Keyifle okuduğumuz masallar, romanlar; Pinokyo’nun masum yalancılığı, yalancı çobanın mağduriyeti acaba yalanı nasıl algılamamızı sağlıyor? Dizilerde izlediğimiz, özellikle başrol oyuncularının etrafında dönen yalanlar, dizi karakterleriyle özdeşim kuran izleyicilere hangi mesajları veriyor? Üstelik bu dizilere çocuklarımızda şahit olmakta ve ne yazık ki zihinlerine bu tohumlar düşmektedir. Saf zihinleri yalanlar ile bulandırılmaktadır.

Neler yapılabilir?
•   Kur’an ahlakı ile ahlaklanmak ve yeni nesillerin Kur’an ile tanışmalarını sağlamak.
•   Peygamber Efendimiz (sav)’in güzel şahsiyetini öğrenmek ve hayatımıza tatbik etmek.
•   Çocuklarımıza olumlu rol model olmak, model alabileceği kişiler noktasında seçici olabilmek.
•   Otoritenin aşırı baskı demek olmadığını anlamak ve insanlarla iletişimimizde baskıcı, aşırı otoriter tutumlardan vazgeçmek.
•   Medya kullanımında seçici olmak.
•   Sosyal ortam ve toplumun ahlaki değerlerinde yaşanan erozyonu önleyici çalışmalar planlamak ve uygulamak.
•   Patolojik yalan söz konusu ise mutlaka bir uzmandan yardım alınmalıdır.

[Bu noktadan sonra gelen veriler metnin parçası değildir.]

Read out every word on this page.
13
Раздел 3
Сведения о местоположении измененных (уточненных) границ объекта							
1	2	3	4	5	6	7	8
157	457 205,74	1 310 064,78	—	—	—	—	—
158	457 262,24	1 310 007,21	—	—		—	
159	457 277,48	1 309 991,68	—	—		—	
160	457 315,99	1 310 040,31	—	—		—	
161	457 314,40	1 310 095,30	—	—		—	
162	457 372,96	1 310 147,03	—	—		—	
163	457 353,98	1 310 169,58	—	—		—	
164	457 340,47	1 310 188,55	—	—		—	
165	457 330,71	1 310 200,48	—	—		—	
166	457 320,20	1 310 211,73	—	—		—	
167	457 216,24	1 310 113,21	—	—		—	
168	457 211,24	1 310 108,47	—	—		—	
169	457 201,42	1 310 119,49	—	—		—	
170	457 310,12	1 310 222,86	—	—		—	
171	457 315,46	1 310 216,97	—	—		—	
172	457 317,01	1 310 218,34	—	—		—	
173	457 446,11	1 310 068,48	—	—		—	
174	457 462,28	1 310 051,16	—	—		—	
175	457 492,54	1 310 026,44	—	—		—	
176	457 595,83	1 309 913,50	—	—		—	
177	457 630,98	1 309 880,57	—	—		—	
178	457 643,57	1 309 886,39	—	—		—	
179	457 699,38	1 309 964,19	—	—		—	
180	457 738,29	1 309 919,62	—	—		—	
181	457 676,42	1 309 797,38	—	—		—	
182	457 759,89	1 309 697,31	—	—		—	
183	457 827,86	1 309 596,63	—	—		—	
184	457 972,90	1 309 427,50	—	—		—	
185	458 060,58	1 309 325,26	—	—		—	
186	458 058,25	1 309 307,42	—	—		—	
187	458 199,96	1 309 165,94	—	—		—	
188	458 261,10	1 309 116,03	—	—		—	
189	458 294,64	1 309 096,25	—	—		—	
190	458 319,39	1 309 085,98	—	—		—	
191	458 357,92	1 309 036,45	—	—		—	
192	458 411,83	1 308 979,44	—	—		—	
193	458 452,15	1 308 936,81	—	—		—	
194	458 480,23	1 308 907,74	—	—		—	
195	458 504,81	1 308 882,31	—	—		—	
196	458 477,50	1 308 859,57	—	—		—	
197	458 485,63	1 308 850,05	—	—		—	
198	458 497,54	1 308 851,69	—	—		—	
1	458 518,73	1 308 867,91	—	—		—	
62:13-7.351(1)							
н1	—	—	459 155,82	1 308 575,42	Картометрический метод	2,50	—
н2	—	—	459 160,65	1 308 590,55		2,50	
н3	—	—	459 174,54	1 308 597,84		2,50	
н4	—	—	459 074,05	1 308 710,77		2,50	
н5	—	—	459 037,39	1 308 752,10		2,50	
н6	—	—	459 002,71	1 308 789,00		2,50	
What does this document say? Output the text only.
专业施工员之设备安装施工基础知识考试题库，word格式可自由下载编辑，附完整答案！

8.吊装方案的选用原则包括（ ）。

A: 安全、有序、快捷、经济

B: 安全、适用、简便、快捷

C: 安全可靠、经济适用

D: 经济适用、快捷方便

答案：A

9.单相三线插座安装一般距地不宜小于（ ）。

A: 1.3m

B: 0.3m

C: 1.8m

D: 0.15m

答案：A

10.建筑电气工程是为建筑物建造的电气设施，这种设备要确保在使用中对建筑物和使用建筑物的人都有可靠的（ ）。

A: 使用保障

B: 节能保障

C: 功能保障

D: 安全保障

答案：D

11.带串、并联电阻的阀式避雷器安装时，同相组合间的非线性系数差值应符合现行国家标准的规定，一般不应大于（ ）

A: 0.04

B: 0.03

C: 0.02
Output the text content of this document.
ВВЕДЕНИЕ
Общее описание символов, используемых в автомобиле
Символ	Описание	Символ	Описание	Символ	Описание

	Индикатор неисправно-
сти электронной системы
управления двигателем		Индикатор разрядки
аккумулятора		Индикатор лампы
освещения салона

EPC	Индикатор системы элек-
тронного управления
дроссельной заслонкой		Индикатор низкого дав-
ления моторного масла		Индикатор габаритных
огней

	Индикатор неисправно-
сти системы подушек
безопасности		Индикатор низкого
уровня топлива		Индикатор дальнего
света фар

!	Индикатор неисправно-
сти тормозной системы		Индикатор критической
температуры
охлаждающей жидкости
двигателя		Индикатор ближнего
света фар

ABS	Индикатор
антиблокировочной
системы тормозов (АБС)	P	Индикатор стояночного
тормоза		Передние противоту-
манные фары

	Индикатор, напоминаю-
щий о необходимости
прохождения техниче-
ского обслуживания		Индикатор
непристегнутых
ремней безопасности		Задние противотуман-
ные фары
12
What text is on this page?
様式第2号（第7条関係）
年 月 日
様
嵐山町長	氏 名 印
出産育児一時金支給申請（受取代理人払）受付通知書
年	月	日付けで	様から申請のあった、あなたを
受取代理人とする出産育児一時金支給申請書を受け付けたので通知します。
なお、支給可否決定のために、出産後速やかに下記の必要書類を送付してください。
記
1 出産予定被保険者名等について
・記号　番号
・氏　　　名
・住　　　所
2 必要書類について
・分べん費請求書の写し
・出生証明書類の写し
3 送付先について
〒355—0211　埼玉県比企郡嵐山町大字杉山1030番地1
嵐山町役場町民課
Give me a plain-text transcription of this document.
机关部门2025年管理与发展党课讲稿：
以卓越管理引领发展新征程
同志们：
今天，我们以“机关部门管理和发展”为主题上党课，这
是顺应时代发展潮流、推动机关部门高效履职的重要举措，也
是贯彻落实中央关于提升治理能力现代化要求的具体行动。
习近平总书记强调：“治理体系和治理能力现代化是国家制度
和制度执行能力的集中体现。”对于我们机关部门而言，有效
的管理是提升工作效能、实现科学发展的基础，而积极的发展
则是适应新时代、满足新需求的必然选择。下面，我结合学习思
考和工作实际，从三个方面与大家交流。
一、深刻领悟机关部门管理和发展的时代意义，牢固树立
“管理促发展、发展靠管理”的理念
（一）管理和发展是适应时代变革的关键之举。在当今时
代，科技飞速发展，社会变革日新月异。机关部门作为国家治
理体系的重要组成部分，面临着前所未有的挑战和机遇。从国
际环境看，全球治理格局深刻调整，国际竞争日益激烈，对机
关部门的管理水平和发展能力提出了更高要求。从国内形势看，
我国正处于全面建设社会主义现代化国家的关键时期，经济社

Bir kimse Peygamber Efendimiz(sav)’e dedi ki:
“Bırakamadığım üç günaha tutuldum. Bunlar zina, yalan ve içki”.
Peygamber Efendimiz(sav) buyurdu ki:
“Yalanı benim için terk et.”
Adam peki diyerek gitti. Bir günahı işleyeceği zaman (eğer bu günahı yaparsam, Rasullah (sav) sorduğunda evet dersem suçum meydana çıkar, hayır dersem yalan söyleyerek verdiğim sözü tutmamış olurum) diye düşündü. Diğer iki günahtan da vazgeçti (Şira)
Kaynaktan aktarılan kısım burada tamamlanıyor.